Last week we launched Legalbump, a legal news aggregator in the style of Digg/Reddit/Hacker News.
Standing on the shoulders of giants (as we like to do in the Django world), we used several pluggable apps to provide some of the core social features you’d expect: comments and voting. In particular, we used django-voting and django-threadedcomments (be sure to get the latter from GitHub – PyPi has an older package, 5.3 at time of writing).
Both are very flexible packages and provide template tags to get vote and comment counts (django-threadedcomments in particular is almost a drop-in replacement for Django’s contrib.comments, so you can use {% get_comment_count for entry as comment_count %}
However, the price of that flexibility is (some) performance drag. In particular, both apps end up making a LOT of queries (the precise number and impact of which you can discover for yourself via the invaluable django-debug-toolbar). One strategy to ameliorate that is caching; another is some denormalization (which, in effect, is another form of caching). In this case, we decided to start by denormalizing the comment counts, so that instead of making a separate query to get comment counts for each item, we store that information with the Post object itself (which we retrieve anyway for all of the list displays).

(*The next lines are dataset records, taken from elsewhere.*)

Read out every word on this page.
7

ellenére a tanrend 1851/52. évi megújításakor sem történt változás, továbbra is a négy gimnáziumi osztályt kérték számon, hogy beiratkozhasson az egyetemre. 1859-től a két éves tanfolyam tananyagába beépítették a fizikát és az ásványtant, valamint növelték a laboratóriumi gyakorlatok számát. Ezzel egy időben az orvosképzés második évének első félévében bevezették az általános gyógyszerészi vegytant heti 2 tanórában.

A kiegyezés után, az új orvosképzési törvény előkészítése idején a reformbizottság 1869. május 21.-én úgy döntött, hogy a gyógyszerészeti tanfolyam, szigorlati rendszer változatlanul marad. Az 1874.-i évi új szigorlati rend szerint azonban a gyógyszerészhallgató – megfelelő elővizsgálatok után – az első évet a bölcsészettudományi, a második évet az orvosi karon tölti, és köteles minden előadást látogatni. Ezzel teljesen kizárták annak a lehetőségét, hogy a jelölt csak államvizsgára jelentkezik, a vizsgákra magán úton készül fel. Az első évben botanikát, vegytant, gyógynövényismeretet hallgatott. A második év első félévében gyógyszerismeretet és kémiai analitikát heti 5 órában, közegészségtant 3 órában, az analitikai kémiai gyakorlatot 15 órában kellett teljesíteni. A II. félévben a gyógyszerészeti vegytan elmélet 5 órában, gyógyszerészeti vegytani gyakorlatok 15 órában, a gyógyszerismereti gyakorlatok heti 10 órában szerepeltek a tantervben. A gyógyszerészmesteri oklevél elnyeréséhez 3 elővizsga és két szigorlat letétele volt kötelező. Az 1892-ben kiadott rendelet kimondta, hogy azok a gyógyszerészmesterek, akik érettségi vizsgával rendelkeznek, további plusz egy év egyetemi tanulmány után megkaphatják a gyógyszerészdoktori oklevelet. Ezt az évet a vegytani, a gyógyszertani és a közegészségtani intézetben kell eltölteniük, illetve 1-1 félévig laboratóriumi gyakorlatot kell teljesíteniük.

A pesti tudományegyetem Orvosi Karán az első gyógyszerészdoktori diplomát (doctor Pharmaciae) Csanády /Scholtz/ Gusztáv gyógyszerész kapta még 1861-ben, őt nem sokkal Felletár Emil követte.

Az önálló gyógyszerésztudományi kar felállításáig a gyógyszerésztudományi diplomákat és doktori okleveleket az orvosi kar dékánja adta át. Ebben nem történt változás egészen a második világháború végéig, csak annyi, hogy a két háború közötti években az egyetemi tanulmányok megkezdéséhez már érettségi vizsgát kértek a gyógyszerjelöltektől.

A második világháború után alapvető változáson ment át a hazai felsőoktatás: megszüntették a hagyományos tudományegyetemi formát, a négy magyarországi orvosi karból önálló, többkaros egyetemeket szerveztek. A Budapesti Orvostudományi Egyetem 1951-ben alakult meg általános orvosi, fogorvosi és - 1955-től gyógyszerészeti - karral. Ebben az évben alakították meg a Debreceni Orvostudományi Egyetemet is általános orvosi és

The first step is obvious: add a num_comments = models.IntegerField(default=0) field to our Post model (and of course make the appropriate migration). Then, define a method on the Post model to get the actual comment count – luckily, django-threadedcomments makes this a one-liner:
def get_num_comments(self): return ThreadedComment.objects.filter(object_pk=self.id).count() |
So then the only remaining question is “how do we update the comment count whenever someone comments?” One less-than-elegant method might be to override the Comment.save() method; another might be to add an extra step in the view. However, these are both, well, ingelegant and hackish. Luckily, Django provides just the right piece of infrastructure to get the job done: signals!
To quote Django’s superb documentation:
[signals] allow decoupled applications get notified when actions occur elsewhere in the framework
In a nutshell, we can use the Django signal dispatcher to tell our Post object to “do something” when a ThreadedComment is saved. So, to update the comment count when a new comment is added, we’d do something like:
def denormalize_comments(sender, instance, created=False, **kwargs): instance.content_object.num_comments = instance.content_object.get_num_comments() instance.content_object.save() models.signals.post_save.connect(denormalize_comments, sender=ThreadedComment) models.signals.post_delete.connect(denormalize_comments, sender=ThreadedComment) |
Credit where credit is due: this approach is modeled on a django-snippet that does something very similar for vote counts (though Legalbump’s actual vote denormalization is a bit more complicated, since it accounts for both Comment and Post votes).
It doesn’t take much imagination to see how this approach can be used to set up all sorts of interactions between apps without necessarily touching the apps themselves. Indeed, many well-written Django pluggable apps send their own custom signals.
Finally, a quick word of caution: despite being “separate” the actions triggered by signals are still executed inside the original HTTP request. So if you’re using signals to kick off some complex or long-running process, consider an asynchronous task queue (i.e. django-celery), so that these tasks run outside of the request.